Friday, December 9, 2011

China peace prize honors Putin for enhanced Russia



Two exchange students accepted a Chinese peace prize Friday on behalf of Russian Prime Minister Vladimir Putin, who was honored for enhancing Russia's status and crushing anti-government forces in Chechnya, the prize organizers said.

The Confucius Peace Prize was hastily launched last year as an alternative to the Nobel Peace Prize which had just honored imprisoned Chinese dissident Liu Xiaobo. The 2011 prize ceremony took place a day before this year's Nobel prize is awarded in Oslo, Norway, and as Nobel made new calls for China to release Liu from prison.

The Confucius Peace Prize organization announced last month that Putin had been chosen to receive this year's award, saying that during his 2000-2008 tenure as president Putin "brought remarkable enhancement to the military might and political status of Russia." It also cited Putin's crushing of anti-government forces in Chechnya.The justification seems slightly dubious given authoritarian trends in Putin's policies and his reputation for jailing political rivals and cracking down on government critics. Ongoing protests in Moscow over a parliamentary election believed marred by fraud have raised the biggest ever challenge to Putin, who is seeking to return to the presidency next year.

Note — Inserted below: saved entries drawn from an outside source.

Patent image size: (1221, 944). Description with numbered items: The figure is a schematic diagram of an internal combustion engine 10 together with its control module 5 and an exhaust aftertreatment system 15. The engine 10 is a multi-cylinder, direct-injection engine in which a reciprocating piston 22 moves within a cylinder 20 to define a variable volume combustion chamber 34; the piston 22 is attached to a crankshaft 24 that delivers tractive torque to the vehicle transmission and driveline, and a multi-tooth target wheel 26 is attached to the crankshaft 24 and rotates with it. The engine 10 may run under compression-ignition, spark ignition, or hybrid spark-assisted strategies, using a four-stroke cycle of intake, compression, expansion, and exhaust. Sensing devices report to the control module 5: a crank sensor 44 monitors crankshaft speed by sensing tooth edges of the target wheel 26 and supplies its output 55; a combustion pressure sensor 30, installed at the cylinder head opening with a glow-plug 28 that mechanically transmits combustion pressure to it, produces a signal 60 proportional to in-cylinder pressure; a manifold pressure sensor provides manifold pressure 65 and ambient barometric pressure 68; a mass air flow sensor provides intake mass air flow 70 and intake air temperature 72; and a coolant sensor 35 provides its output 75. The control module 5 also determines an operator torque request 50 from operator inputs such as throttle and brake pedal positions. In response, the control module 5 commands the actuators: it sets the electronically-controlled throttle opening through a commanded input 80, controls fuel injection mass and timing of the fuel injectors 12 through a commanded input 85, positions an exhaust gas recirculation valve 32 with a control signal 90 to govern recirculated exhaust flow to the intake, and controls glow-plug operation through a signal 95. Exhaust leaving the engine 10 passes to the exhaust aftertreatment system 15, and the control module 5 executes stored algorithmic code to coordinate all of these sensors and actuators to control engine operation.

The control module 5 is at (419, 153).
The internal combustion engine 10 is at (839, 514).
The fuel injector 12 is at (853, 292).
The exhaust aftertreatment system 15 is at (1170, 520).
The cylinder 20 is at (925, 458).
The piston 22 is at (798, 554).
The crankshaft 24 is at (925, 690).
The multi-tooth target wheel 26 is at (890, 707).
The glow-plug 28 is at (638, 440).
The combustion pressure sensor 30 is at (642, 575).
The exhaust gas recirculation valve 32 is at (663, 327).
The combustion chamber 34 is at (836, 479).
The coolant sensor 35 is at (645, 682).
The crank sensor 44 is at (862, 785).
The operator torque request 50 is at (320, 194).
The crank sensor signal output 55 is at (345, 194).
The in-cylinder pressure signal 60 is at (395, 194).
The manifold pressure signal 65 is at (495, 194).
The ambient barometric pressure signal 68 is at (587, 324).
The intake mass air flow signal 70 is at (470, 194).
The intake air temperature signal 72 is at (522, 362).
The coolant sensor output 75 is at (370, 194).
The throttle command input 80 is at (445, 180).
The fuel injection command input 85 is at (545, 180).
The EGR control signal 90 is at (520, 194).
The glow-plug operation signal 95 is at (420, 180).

Qiao Damo, head of the China International Peace Research Center, said he hopes the Russian exchange students, who were apparently selected to stand in for Putin, will be able to give the prize to Putin, either in Beijing when he next visits or in Moscow.

The pair are studying at Beijing Language and Culture University, Qiao said in a telephone interview. He gave their names as Katya and Maria but was unsure of their surnames. Two students from Belarus were also present, he said.

The ceremony for the inaugural prize last year had its own surreal tint. Honoree former Taiwanese Vice President Lien Chan was unaware of the proceedings and did not attend, so the prize was given to a young girl whom the organizers refused to identify.

The Confucius Prize sponsors are professors and academics who say they are independent of China's government.

It was launched to promote traditional Chinese and Asian ideas of peace, Qiao said. He criticized the Nobel Committee's criteria for choosing peace prize recipients over the past two years, saying it had "drifted further and further away from the concept of peace."

Liu's win enraged the government and Chinese nationalists, who accused the Nobel committee of interfering in China's legal system as part of a plot to disgrace the nation. Liu is serving an 11-year prison sentence for co-authoring an appeal for political reform.

Qiao said he disapproved of Liu as a peace prize recipient because Liu had "humiliated his motherland" with his published views, and cited comments Liu made about how the Chinese territory of Hong Kong had benefited from being an English colony.

"We feel it's wrong to seize colonies by force and aggression," Qiao said.

Meanwhile, a group of five Nobel Peace Prize winners and human rights activists called for Liu's immediate and unconditional release from jail. The International Committee of Support to Liu Xiaobo said in an email that Liu is the only Nobel laureate currently in prison, and accused the international community of forgetting his plight.

"Unfortunately, the sentencing to 11 years in prison seems to be forgotten slowly but steadily outside China," said the group.

The campaign for Liu's release includes Nobel winners Shirin Ebadi, Jody Williams, Mairead Maguire, Betty Williams and Desmond Tutu. Also involved are former Czech Republic President Vaclav Havel and activists from Reporters Without Borders and other rights groups.

The announcement of Liu's Nobel prize last year cheered China's fractured, persecuted dissident community and brought calls from the U.S., Germany and others for his release. It also infuriated the Chinese government, and authorities harassed and detained dozens of Liu's supporters in the weeks that followed.

It resulted in harsh treatment of Liu's wife, Liu Xia, who has largely been held incommunicado, effectively under house arrest, watched by police, without phone or Internet access and prohibited from seeing all but a few family members.